Karabağ Cefa, Ortega-Ruíz Mauricio Alberto, Reyes-Aldasoro Constantino Carlos
giCentre, Department of Computer Science, School of Science and Technology, City, University of London, London EC1V 0HB, UK.
Departamento de Ingeniería, Campus Coyoacán, Universidad del Valle de México, Ciudad de México C.P. 04910, Mexico.
J Imaging. 2023 Mar 1;9(3):59. doi: 10.3390/jimaging9030059.
This paper investigates the impact of the amount of training data and the shape variability on the segmentation provided by the deep learning architecture U-Net. Further, the correctness of ground truth (GT) was also evaluated. The input data consisted of a three-dimensional set of images of HeLa cells observed with an electron microscope with dimensions 8192×8192×517. From there, a smaller region of interest (ROI) of 2000×2000×300 was cropped and manually delineated to obtain the ground truth necessary for a quantitative evaluation. A qualitative evaluation was performed on the 8192×8192 slices due to the lack of ground truth. Pairs of patches of data and labels for the classes nucleus, nuclear envelope, cell and background were generated to train U-Net architectures from scratch. Several training strategies were followed, and the results were compared against a traditional image processing algorithm.
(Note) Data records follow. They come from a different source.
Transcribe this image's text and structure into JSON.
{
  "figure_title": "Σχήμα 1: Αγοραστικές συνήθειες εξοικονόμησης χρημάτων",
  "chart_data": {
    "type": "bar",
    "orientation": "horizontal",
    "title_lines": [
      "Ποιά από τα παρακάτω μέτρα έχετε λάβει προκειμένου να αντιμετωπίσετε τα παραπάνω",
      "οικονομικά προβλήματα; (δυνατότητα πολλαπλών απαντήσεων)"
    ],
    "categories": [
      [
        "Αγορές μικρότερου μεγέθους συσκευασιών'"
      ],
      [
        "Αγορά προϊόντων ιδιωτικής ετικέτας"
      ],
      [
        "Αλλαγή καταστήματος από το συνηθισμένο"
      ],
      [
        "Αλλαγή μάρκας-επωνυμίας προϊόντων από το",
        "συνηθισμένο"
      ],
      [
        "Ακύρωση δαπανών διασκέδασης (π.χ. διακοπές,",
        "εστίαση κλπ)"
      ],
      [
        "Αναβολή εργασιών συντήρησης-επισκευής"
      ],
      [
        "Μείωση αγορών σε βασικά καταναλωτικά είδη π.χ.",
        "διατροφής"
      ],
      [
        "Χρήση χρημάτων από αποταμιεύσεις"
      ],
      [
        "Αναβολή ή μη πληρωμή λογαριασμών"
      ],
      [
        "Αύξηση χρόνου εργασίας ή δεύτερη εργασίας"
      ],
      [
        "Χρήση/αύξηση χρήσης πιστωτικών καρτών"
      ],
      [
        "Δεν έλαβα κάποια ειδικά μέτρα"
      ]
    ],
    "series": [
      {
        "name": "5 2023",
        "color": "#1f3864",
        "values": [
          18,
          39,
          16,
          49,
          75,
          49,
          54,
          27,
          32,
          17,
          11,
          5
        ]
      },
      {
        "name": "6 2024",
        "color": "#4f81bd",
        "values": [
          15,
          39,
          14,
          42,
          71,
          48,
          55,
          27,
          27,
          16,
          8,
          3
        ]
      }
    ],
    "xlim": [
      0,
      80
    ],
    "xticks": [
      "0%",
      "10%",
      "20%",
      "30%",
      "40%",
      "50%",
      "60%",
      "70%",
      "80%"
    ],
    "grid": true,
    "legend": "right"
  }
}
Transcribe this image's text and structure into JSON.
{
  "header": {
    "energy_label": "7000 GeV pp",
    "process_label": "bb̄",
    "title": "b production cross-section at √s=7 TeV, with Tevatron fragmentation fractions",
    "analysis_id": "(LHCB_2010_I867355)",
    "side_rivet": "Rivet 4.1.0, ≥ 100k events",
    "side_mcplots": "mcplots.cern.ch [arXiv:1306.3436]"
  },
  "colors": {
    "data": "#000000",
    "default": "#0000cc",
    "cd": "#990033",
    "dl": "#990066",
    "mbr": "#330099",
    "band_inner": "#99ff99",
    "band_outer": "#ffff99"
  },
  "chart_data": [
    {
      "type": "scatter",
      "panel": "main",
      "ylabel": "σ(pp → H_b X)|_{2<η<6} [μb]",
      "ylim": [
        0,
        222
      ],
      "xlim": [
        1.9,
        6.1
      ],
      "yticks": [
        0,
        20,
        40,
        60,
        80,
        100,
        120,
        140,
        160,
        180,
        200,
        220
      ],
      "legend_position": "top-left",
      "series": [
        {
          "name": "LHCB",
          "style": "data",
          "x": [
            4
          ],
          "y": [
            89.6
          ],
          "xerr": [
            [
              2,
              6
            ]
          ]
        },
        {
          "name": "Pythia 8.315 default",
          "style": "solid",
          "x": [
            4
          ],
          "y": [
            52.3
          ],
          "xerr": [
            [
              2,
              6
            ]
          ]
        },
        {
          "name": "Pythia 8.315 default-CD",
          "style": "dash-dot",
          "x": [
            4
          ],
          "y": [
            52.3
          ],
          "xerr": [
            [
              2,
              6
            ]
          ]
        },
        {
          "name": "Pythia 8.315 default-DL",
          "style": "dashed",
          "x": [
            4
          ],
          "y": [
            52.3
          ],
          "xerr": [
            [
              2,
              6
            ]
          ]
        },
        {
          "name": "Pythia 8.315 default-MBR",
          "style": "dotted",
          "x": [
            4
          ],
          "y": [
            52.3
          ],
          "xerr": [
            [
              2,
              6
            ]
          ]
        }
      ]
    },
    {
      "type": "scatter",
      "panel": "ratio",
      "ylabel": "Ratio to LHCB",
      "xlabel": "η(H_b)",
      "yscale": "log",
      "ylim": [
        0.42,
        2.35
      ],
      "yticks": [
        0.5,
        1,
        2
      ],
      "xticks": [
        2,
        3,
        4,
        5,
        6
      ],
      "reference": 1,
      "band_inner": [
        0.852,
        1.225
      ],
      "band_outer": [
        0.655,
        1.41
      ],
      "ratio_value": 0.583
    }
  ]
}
The correctness of GT, that is, the inclusion of one or more nuclei within the region of interest was also evaluated. The impact of the extent of training data was evaluated by comparing results from 36,000 pairs of data and label patches extracted from the odd slices in the central region, to 135,000 patches obtained from every other slice in the set. Then, 135,000 patches from several cells from the 8192×8192 slices were generated automatically using the image processing algorithm. Finally, the two sets of 135,000 pairs were combined to train once more with 270,000 pairs. As would be expected, the accuracy and Jaccard similarity index improved as the number of pairs increased for the ROI. This was also observed qualitatively for the 8192×8192 slices. When the 8192×8192 slices were segmented with U-Nets trained with 135,000 pairs, the architecture trained with automatically generated pairs provided better results than the architecture trained with the pairs from the manually segmented ground truths. This suggests that the pairs that were extracted automatically from many cells provided a better representation of the four classes of the various cells in the 8192×8192 slice than those pairs that were manually segmented from a single cell. Finally, the two sets of 135,000 pairs were combined, and the U-Net trained with these provided the best results.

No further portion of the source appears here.